|The not so small “small stuff”
It’s been said that “the small stuff won’t kill you, but death by a thousand cuts is no way to live.”
In the workplace, we call the “small stuff” micro-inequities – subtle, fleeting behaviors that diminish another person.
What a Micro-inequity Looks Like
Small slights are harder to recognize than blatant prejudice. So it’s helpful to know some common examples:
- Interrupting or cutting off a colleague
- Checking a smartphone during a presentation or conversation
- Assuming tasks will be assigned by gender (such as note taking during meetings)
- Overlooking a person during group introductions
- Calling someone a nickname they didn’t create or share
- Saying, “What she’s really trying to say is . . . “
- Sighing and eye rolling
Why Putting A Stop To Micro-inequities Matters
Point one out and someone might respond, “I didn’t mean it like that,” or “You’re being overly sensitive.”
But the focus should be on productivity, not sensitivity.
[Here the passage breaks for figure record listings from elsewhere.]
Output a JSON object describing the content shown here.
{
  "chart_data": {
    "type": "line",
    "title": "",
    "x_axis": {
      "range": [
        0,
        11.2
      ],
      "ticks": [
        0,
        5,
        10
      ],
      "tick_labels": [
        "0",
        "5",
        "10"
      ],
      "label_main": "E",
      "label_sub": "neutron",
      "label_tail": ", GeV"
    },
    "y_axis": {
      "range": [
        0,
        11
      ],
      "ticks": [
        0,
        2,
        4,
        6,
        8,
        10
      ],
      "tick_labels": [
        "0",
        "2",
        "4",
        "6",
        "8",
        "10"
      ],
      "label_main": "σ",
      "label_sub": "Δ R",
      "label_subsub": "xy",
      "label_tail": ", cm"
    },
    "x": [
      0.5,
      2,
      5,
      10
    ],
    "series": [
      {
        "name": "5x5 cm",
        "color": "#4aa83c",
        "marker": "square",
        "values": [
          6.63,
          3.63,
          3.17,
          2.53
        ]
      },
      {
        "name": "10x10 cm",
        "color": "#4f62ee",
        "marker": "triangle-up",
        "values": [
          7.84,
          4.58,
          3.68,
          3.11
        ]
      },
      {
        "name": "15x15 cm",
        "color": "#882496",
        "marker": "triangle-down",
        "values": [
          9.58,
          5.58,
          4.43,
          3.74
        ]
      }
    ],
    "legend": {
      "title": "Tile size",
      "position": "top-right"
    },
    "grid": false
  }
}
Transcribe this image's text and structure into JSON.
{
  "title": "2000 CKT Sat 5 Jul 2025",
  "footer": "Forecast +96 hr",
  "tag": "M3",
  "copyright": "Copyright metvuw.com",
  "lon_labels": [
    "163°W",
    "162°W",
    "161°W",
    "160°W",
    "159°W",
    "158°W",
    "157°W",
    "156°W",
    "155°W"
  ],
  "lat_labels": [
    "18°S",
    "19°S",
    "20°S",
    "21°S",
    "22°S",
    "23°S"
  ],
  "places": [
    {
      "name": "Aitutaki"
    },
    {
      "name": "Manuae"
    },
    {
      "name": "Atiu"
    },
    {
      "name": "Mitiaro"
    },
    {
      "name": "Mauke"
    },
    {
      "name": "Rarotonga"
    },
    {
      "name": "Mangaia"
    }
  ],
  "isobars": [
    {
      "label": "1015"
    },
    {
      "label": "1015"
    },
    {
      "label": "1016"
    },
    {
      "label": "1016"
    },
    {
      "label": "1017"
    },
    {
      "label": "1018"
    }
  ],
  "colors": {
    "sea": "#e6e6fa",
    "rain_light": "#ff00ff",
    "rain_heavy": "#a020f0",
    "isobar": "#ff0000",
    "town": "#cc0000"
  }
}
Working Mother points out how small affronts “can take their toll on an employee’s self-esteem and work performance.” As one woman told the magazine, “It erodes your morale and puts you on the defensive.”
In a March 2019 post, the Iowa State University professional development blog commented that “the results of micro-inequities are not trivial. . . [they] can lead to low productivity and turnover.”
What can be done
Working Mother recommends that companies train employees to recognize the hidden biases that lead to micro-inequities. One easy way companies can counter micro-inequities is to encourage what MIT’s Mary Rowe describes as micro-affirmations: subtle messages that let employees know they’re doing well and are expected to succeed.
For the rest of this month make it a point to do micro-affirmations whenever you can.
- Thank a teammate for her good attitude in the face of a challenging client.
- Offer to carry someone’s bag when their hands are full.
- Compliment someone just because.
- Commend someone for a job well done…in the moment
“Such consistent, appropriate affirmation can spread from one person to another, potentially raising morale and productivity,” Mary Rowe says.